ENVIRONNEMENT - RÉCHAUFFEMENT CLIMATIQUE. DANS LES FORÊTS, DES ARBRES PRÊTS À DÉMÉNAGER VERS LES CIMES

 

 

 

La planète connaît une accélération sans précédent du réchauffement climatique. D'ici la fin du siècle, la hausse moyenne des températures risque de dépasser 2°C. Spécialiste reconnu des arbres, Ernst Zürcher dessine, pour vous, la possible carte des futures forêts dans l'est et le sud-est de la France. Le Maroc accueillie un sommet mondial sur le climat à partir du 7 novembre.

 

 

 

V

ite, l'ombre d'un arbre ! Mais que faire si les feuilles venaient à se ramasser - pour de bon - à la pelle ? Le consensus scientifique international est établi : le thermomètre bout comme jamais depuis 15 millions d'années. Il pourrait grimper de 2°C en moyenne d'ici la fin du siècle, si les États ne mouillaient pas assez la chemise au sommet sur le climat de novembre, au Maroc. Conséquence possible dans nos régions, d'après l'ingénieur forestier Ernst Zürcher, professeur et chercheur en sciences du bois à la Haute école spécialisée de Berne : "On irait vers des années très irrégulières, alternant entre forte humidité, périodes sèches et extrêmes de températures.

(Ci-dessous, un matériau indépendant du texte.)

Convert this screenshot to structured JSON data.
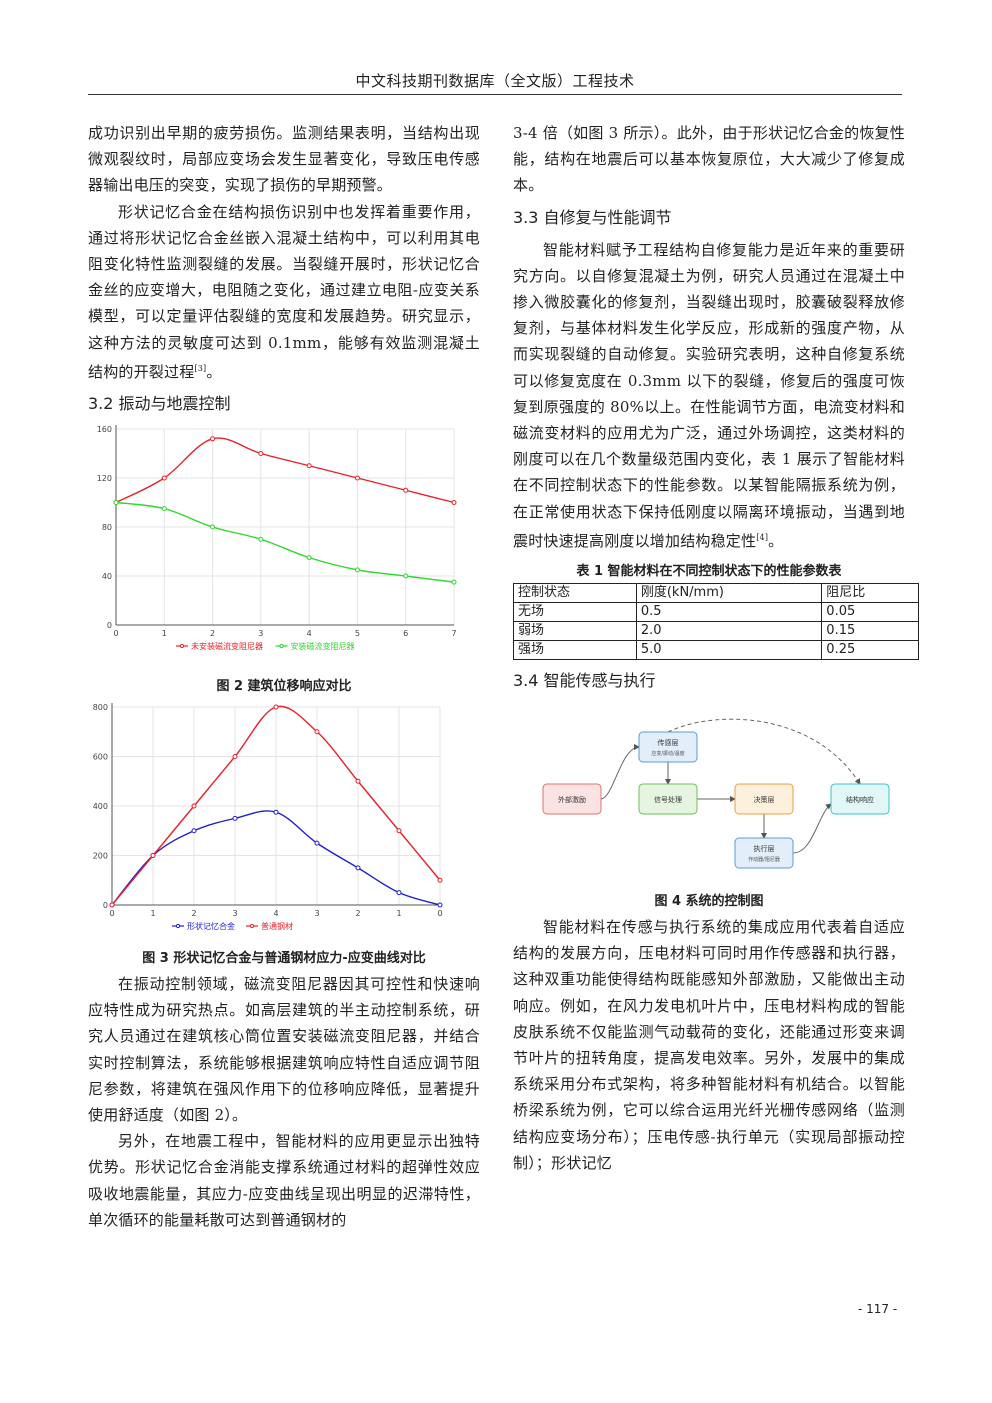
{
  "header": {
    "title": "中文科技期刊数据库（全文版）工程技术"
  },
  "left": {
    "p1": "成功识别出早期的疲劳损伤。监测结果表明，当结构出现微观裂纹时，局部应变场会发生显著变化，导致压电传感器输出电压的突变，实现了损伤的早期预警。",
    "p2": "形状记忆合金在结构损伤识别中也发挥着重要作用，通过将形状记忆合金丝嵌入混凝土结构中，可以利用其电阻变化特性监测裂缝的发展。当裂缝开展时，形状记忆合金丝的应变增大，电阻随之变化，通过建立电阻-应变关系模型，可以定量评估裂缝的宽度和发展趋势。研究显示，这种方法的灵敏度可达到 0.1mm，能够有效监测混凝土结构的开裂过程",
    "p2_ref": "[3]",
    "p2_end": "。",
    "h32": "3.2  振动与地震控制",
    "fig2_caption": "图 2    建筑位移响应对比",
    "fig3_caption": "图 3    形状记忆合金与普通钢材应力-应变曲线对比",
    "p3": "在振动控制领域，磁流变阻尼器因其可控性和快速响应特性成为研究热点。如高层建筑的半主动控制系统，研究人员通过在建筑核心筒位置安装磁流变阻尼器，并结合实时控制算法，系统能够根据建筑响应特性自适应调节阻尼参数，将建筑在强风作用下的位移响应降低，显著提升使用舒适度（如图 2）。",
    "p4": "另外，在地震工程中，智能材料的应用更显示出独特优势。形状记忆合金消能支撑系统通过材料的超弹性效应吸收地震能量，其应力-应变曲线呈现出明显的迟滞特性，单次循环的能量耗散可达到普通钢材的"
  },
  "right": {
    "p1": "3-4 倍（如图 3 所示）。此外，由于形状记忆合金的恢复性能，结构在地震后可以基本恢复原位，大大减少了修复成本。",
    "h33": "3.3  自修复与性能调节",
    "p2": "智能材料赋予工程结构自修复能力是近年来的重要研究方向。以自修复混凝土为例，研究人员通过在混凝土中掺入微胶囊化的修复剂，当裂缝出现时，胶囊破裂释放修复剂，与基体材料发生化学反应，形成新的强度产物，从而实现裂缝的自动修复。实验研究表明，这种自修复系统可以修复宽度在 0.3mm 以下的裂缝，修复后的强度可恢复到原强度的 80%以上。在性能调节方面，电流变材料和磁流变材料的应用尤为广泛，通过外场调控，这类材料的刚度可以在几个数量级范围内变化，表 1 展示了智能材料在不同控制状态下的性能参数。以某智能隔振系统为例，在正常使用状态下保持低刚度以隔离环境振动，当遇到地震时快速提高刚度以增加结构稳定性",
    "p2_ref": "[4]",
    "p2_end": "。",
    "table_caption": "表 1    智能材料在不同控制状态下的性能参数表",
    "table_headers": [
      "控制状态",
      "刚度(kN/mm)",
      "阻尼比"
    ],
    "table_rows": [
      [
        "无场",
        "0.5",
        "0.05"
      ],
      [
        "弱场",
        "2.0",
        "0.15"
      ],
      [
        "强场",
        "5.0",
        "0.25"
      ]
    ],
    "h34": "3.4  智能传感与执行",
    "fig4_caption": "图 4    系统的控制图",
    "p3": "智能材料在传感与执行系统的集成应用代表着自适应结构的发展方向，压电材料可同时用作传感器和执行器，这种双重功能使得结构既能感知外部激励，又能做出主动响应。例如，在风力发电机叶片中，压电材料构成的智能皮肤系统不仅能监测气动载荷的变化，还能通过形变来调节叶片的扭转角度，提高发电效率。另外，发展中的集成系统采用分布式架构，将多种智能材料有机结合。以智能桥梁系统为例，它可以综合运用光纤光栅传感网络（监测结构应变场分布）；压电传感-执行单元（实现局部振动控制）；形状记忆"
  },
  "diagram": {
    "nodes": [
      {
        "id": "input",
        "label": "外部激励",
        "color": "#e07070",
        "fill": "#fbe3e3"
      },
      {
        "id": "sensor",
        "label": "传感层",
        "sub": "应变/振动/温度",
        "color": "#5b9bd5",
        "fill": "#e2eefa"
      },
      {
        "id": "process",
        "label": "信号处理",
        "color": "#6dbf5a",
        "fill": "#e6f5e0"
      },
      {
        "id": "decide",
        "label": "决策层",
        "color": "#e8a040",
        "fill": "#fdf0dc"
      },
      {
        "id": "actuator",
        "label": "执行层",
        "sub": "作动器/阻尼器",
        "color": "#5b9bd5",
        "fill": "#e2eefa"
      },
      {
        "id": "output",
        "label": "结构响应",
        "color": "#3cc0c8",
        "fill": "#e0f6f7"
      }
    ]
  },
  "page_number": "- 117 -",
  "chart_data": [
    {
      "type": "line",
      "x": [
        0,
        1,
        2,
        3,
        4,
        5,
        6,
        7
      ],
      "xlim": [
        0,
        7
      ],
      "ylim": [
        0,
        160
      ],
      "yticks": [
        0,
        40,
        80,
        120,
        160
      ],
      "series": [
        {
          "name": "未安装磁流变阻尼器",
          "color": "#e8202a",
          "values": [
            100,
            120,
            152,
            140,
            130,
            120,
            110,
            100
          ]
        },
        {
          "name": "安装磁流变阻尼器",
          "color": "#2ed82e",
          "values": [
            100,
            95,
            80,
            70,
            55,
            45,
            40,
            35
          ]
        }
      ],
      "grid": true,
      "legend": "bottom"
    },
    {
      "type": "line",
      "categories": [
        "0",
        "1",
        "2",
        "3",
        "4",
        "3",
        "2",
        "1",
        "0"
      ],
      "ylim": [
        0,
        800
      ],
      "yticks": [
        0,
        200,
        400,
        600,
        800
      ],
      "series": [
        {
          "name": "形状记忆合金",
          "color": "#2020d0",
          "values": [
            0,
            200,
            300,
            350,
            375,
            250,
            150,
            50,
            0
          ]
        },
        {
          "name": "普通钢材",
          "color": "#e8202a",
          "values": [
            0,
            200,
            400,
            600,
            800,
            700,
            500,
            300,
            100
          ]
        }
      ],
      "grid": true,
      "legend": "bottom"
    }
  ]
}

Des essences d'arbres se déplaceraient vers les zones plus à l'abri de ces extrêmes".

 

 

 

Des essences vulnérables

 

Le Roi des aulnes, chanté par le poète Goethe, deviendrait-il, pour les générations futures, une ode au verne disparu ? Cet arbres gourmand en eau pourrait souffrir sans rémission de la baisse du débit des rivières, le long desquelles il dessine des barrières sinueuses. Un sort identique menace le peuplier grisard. Sauf si ces essences trouvaient les moyens de "migrer" vers des zones encore humides...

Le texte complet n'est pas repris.